- Born: William Eugene Rector December 15, 1929 Marshall, North Carolina
- Died: May 31, 1990 (aged 60) Knoxville, Tennessee
- Genres: Bluegrass music
- Occupation: American bluegrass musician
- Instrument: Mandolin

= Red Rector =

American musician

William Eugene Rector (also known as Red Rector) (December 15, 1929 - May 31, 1990) was an American Bluegrass musician who primarily played mandolin.

== Biography ==

Rector was born on December 15, 1929, in Marshall, North Carolina. His parents both sang in a church quartet and his early influences included Gospel music. He began playing in bands at the age of twelve and at thirteen joined the United States Navy after lying about his age, but was discharged after his true age was discovered.

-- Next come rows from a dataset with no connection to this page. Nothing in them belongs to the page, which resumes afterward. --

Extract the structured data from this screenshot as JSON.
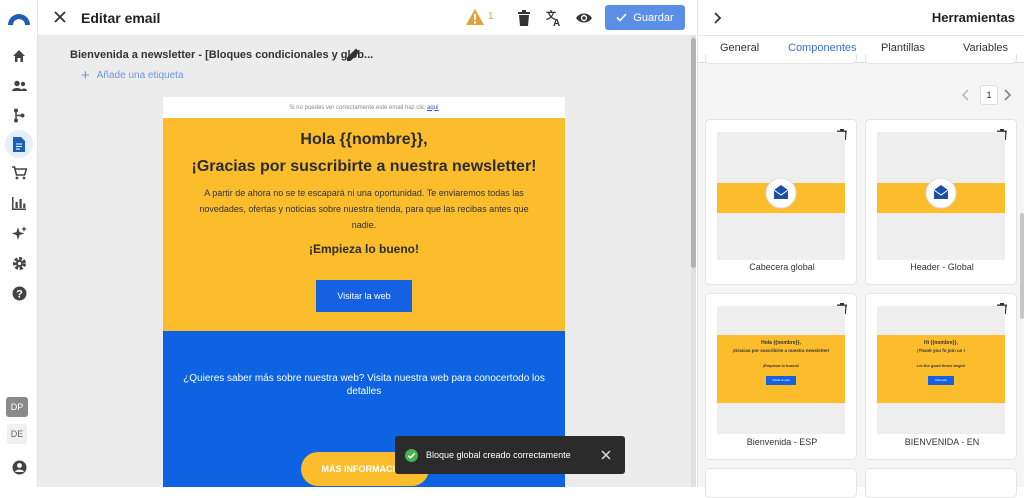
{
  "header": {
    "title": "Editar email",
    "warnings_count": "1",
    "save_label": "Guardar"
  },
  "email": {
    "name": "Bienvenida a newsletter - [Bloques condicionales y glob...",
    "add_tag": "Añade una etiqueta",
    "preheader_text": "Si no puedes ver correctamente este email haz clic",
    "preheader_link": "aquí",
    "greeting": "Hola {{nombre}},",
    "headline": "¡Gracias por suscribirte a nuestra newsletter!",
    "paragraph": "A partir de ahora no se te escapará ni una oportunidad. Te enviaremos todas las novedades, ofertas y noticias sobre nuestra tienda, para que las recibas antes que nadie.",
    "subhead": "¡Empieza lo bueno!",
    "cta": "Visitar la web",
    "blue_question": "¿Quieres saber más sobre nuestra web? Visita nuestra web para conocertodo los detalles",
    "more_button": "MÁS INFORMACIÓN"
  },
  "toast": {
    "message": "Bloque global creado correctamente"
  },
  "user": {
    "initials": "DP",
    "lang": "DE"
  },
  "panel": {
    "title": "Herramientas",
    "tabs": [
      "General",
      "Componentes",
      "Plantillas",
      "Variables"
    ],
    "active_tab": "Componentes",
    "page": "1",
    "cards": [
      {
        "label": "Cabecera global"
      },
      {
        "label": "Header - Global"
      },
      {
        "label": "Bienvenida - ESP",
        "mini_title": "Hola {{nombre}},",
        "mini_sub": "¡Gracias por suscribirte a nuestra newsletter!",
        "mini_tag": "¡Empieza lo bueno!",
        "mini_btn": "Visitar la web"
      },
      {
        "label": "BIENVENIDA - EN",
        "mini_title": "Hi {{nombre}},",
        "mini_sub": "¡Thank you fo join us !",
        "mini_tag": "Let the good times begin!",
        "mini_btn": "Visit web"
      }
    ]
  },
  "colors": {
    "accent": "#5b8fe6",
    "email_yellow": "#fbbd2c",
    "email_blue": "#0d63e2",
    "toast_bg": "#2b2b2b",
    "success": "#4caf50"
  },
  "icons": {
    "rail": [
      "home-icon",
      "users-icon",
      "flow-icon",
      "document-icon",
      "cart-icon",
      "bar-chart-icon",
      "sparkle-icon",
      "gear-icon",
      "help-icon",
      "account-icon"
    ],
    "toolbar": [
      "warning-icon",
      "trash-icon",
      "translate-icon",
      "eye-icon",
      "check-icon"
    ]
  }
}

Rector played with J. E. and Wade Mainer in 1944 on the radio show The Old Chisholm Trail. He also played with musicians such as Woody Guthrie, Burl Ives, Cisco Houston, and Lilly May Ledford.

Rector met Bill Clifton in the 1970s and toured with him as part of the band First Generation along with Don Stover. Clifton heard Rector playing at the Indian Springs Festival and joined him in a jam session. Clifton recruited Rector the next day to travel overseas. In 1974, he became part of the group Red and Bill along with Bill Monroe, recording music for several record labels in both Europe and the United States. Throughout his career he also played with Carl Story, Charlie Monroe, and Frank Hylo Brown

Rector died on May 31, 1990, in Knoxville, Tennessee.